Former sumo wrestler Hirokatsu Yokose is undergoing rehabilitation after suffering from a brain hemorrhage, and the long road to recovery has been difficult.

But when things get tough, Yokose, 56, always draws emotional support and courage from loving messages from his late girlfriend.

“Keep your hopes alive always and do your best,” she said in one of the countless messages she wrote.

But Yokose can never thank her in person or reach out to touch her.

Thirty-six years ago, she died in a plane crash.

On Aug. 12, 1985, Yokose had lunch in Tokyo with his 20-year-old girlfriend and her mother.

He met her the previous year when she visited the Sadogatake stable, to which Yokose belonged as a third-year sumo wrestler, under his wrestler name Kotoasaki.

The woman was a daughter of the chair of one of the stable’s supporter associations.

The young couple kept their romance secret from others. They planned to marry once Yokose became a sekitori wrestler in the top two divisions.

After their lunch, the woman was supposed to ride a Shinkansen home with her parents.

“I will call you when I get home,” she said.

She wore a navy blue dress with a white belt that day. Yokose thought she looked good in it.

Several hours later, Yokose saw a breaking news headline that read: “A Japan Airlines flight has disappeared from radar.”

Yokose could not believe it when he saw her name on the boarding list along with the names of her parents.

He kept calling her home. His hands shook. Nobody answered.

The JAL jumbo jet crashed into a ridge of Mount Osutakayama in Gunma Prefecture, killing 520 passengers and crew.

At a morgue, he was reunited with her remains. A portion of her white belt was still attached to the burned segment of her body.

Later, Yokose received a package from her friend, which contained a scrapbook that was found in her home.

Yokose turned the pages and found it full of newspaper clippings of his bouts and win-loss standings.
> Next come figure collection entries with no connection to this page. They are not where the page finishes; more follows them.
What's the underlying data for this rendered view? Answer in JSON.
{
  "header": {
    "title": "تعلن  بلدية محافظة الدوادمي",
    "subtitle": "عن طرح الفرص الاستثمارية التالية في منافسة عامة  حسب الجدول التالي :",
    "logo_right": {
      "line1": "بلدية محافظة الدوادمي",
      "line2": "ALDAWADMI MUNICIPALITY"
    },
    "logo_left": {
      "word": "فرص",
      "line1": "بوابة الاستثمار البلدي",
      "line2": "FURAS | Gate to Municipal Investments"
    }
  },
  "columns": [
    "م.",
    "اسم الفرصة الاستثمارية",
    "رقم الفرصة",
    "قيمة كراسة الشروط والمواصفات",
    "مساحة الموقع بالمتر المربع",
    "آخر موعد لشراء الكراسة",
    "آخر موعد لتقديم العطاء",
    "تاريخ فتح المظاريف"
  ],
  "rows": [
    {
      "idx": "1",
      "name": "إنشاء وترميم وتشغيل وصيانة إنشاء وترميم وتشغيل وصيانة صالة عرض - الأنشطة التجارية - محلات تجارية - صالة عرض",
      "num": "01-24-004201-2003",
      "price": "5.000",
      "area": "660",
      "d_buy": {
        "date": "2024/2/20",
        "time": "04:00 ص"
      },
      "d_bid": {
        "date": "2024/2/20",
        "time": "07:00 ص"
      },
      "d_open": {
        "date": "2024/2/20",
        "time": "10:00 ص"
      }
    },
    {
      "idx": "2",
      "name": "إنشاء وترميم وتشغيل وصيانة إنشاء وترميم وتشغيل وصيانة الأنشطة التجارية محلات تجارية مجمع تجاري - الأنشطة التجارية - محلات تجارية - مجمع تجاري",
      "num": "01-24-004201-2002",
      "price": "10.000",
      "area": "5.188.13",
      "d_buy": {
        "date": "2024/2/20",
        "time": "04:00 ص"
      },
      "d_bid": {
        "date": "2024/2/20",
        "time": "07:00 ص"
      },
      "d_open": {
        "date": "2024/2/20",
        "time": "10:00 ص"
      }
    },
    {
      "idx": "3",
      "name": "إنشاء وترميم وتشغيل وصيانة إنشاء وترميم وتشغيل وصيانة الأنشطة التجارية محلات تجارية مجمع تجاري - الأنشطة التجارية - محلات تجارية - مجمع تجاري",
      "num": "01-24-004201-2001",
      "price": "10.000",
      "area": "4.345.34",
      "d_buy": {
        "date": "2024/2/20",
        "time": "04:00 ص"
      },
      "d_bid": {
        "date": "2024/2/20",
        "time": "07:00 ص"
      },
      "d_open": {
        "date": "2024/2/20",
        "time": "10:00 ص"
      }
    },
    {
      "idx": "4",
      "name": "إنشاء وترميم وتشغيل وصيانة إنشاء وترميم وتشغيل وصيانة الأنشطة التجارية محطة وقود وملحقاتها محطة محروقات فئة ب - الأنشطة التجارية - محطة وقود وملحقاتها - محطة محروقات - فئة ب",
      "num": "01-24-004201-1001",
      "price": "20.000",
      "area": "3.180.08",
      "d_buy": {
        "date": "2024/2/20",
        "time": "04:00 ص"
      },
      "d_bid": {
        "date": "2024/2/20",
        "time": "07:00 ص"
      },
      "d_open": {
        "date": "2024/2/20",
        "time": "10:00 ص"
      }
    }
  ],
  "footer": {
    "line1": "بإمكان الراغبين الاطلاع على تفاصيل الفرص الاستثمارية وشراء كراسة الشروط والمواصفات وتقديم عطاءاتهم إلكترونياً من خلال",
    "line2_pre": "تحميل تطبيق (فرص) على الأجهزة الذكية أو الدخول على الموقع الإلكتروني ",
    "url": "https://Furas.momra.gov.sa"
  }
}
Alongside each article, he saw her handwritten notes.

In one note, she wrote she was worried about his first bout as a sandanme division wrestler: “I was anxious, but he won. Now I breathe a little easier. Do your best at every bout, please.”

In another note, she was concerned about his lower back problem.
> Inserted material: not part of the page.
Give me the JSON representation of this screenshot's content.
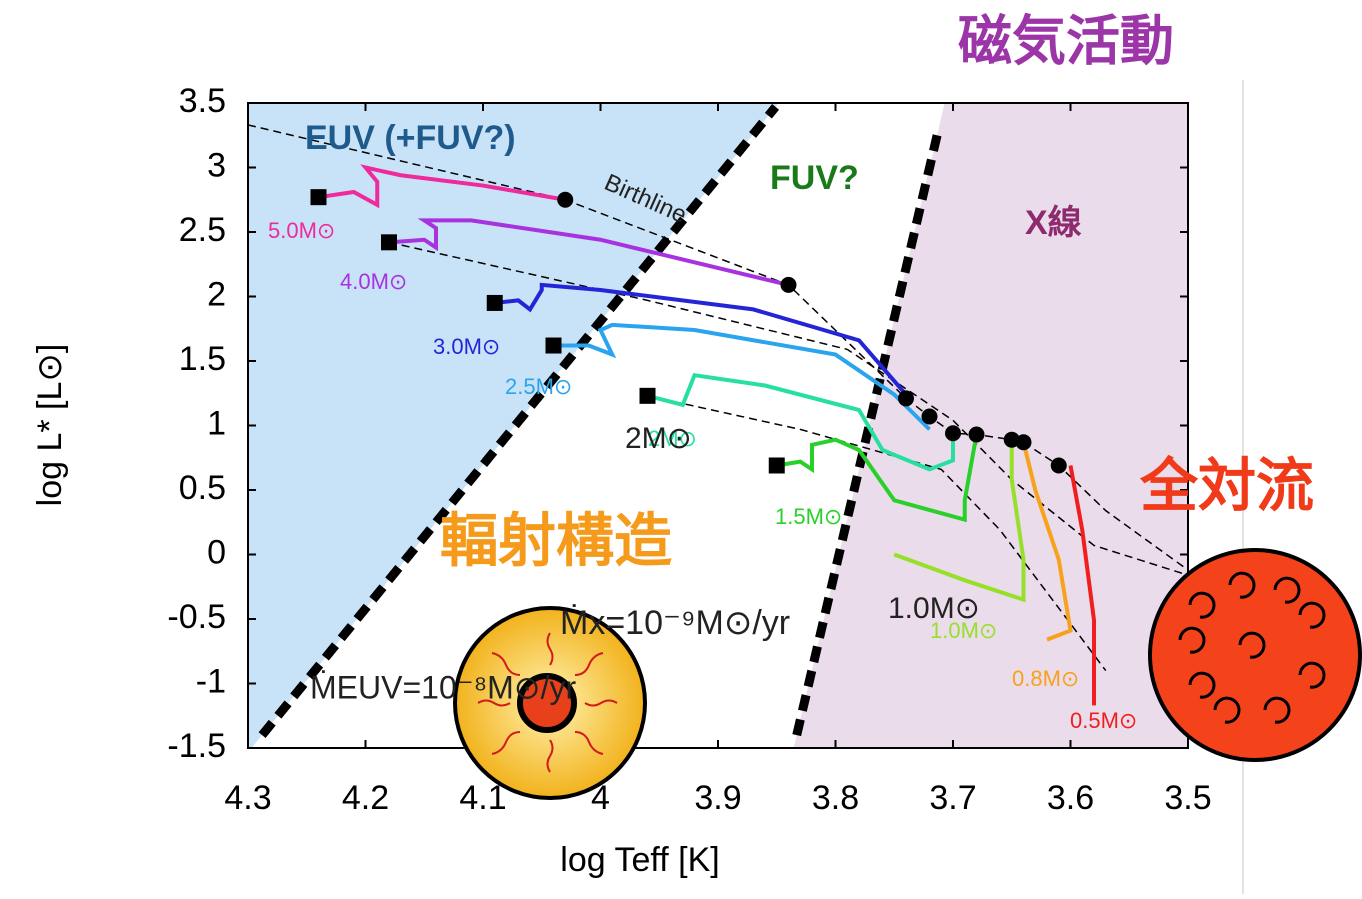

“You said you have pain in your lower back. I just don’t want you to get injured.”

The note ended with a heart-shaped illustration.

Yokose could not stop crying. He had no idea that she thought about him this much, he said.

A year after the accident, he visited the crash site for the first time.

He saw a small wooden grave marker that read, “Died at the age of 20.”

“I’m sure she wanted to live much longer. I am alive and what can I do?” he asked himself.

The only answer he could think of was sumo.

He practiced hard and won a jonidan championship, the second-lowest division, without losing a bout in the September tournament that year.

The biggest achievement of his career was reaching the third-tier makushita division.

After retiring from sumo at the age of 33, he opened a “chanko nabe” stew restaurant in Osaka, not far from her grave.

Currently, he works as a part-timer and lives in Tokyo. After suffering the brain hemorrhage, he is still recovering from paresthesia of limbs and linguistic disabilities.

But he has committed to rehabilitation because he wants to climb Mount Osutakayama again to visit the site where she died. Her scrapbook has given him courage and hope, he said.

Aug. 12 marked the 36th anniversary of the tragedy.

At 6:56 p.m., the time JAL Flight 123 crashed into the mountain, Yokose looked up at the sky and joined his hands in prayer.

“I will never forget you. I will come to see you again.”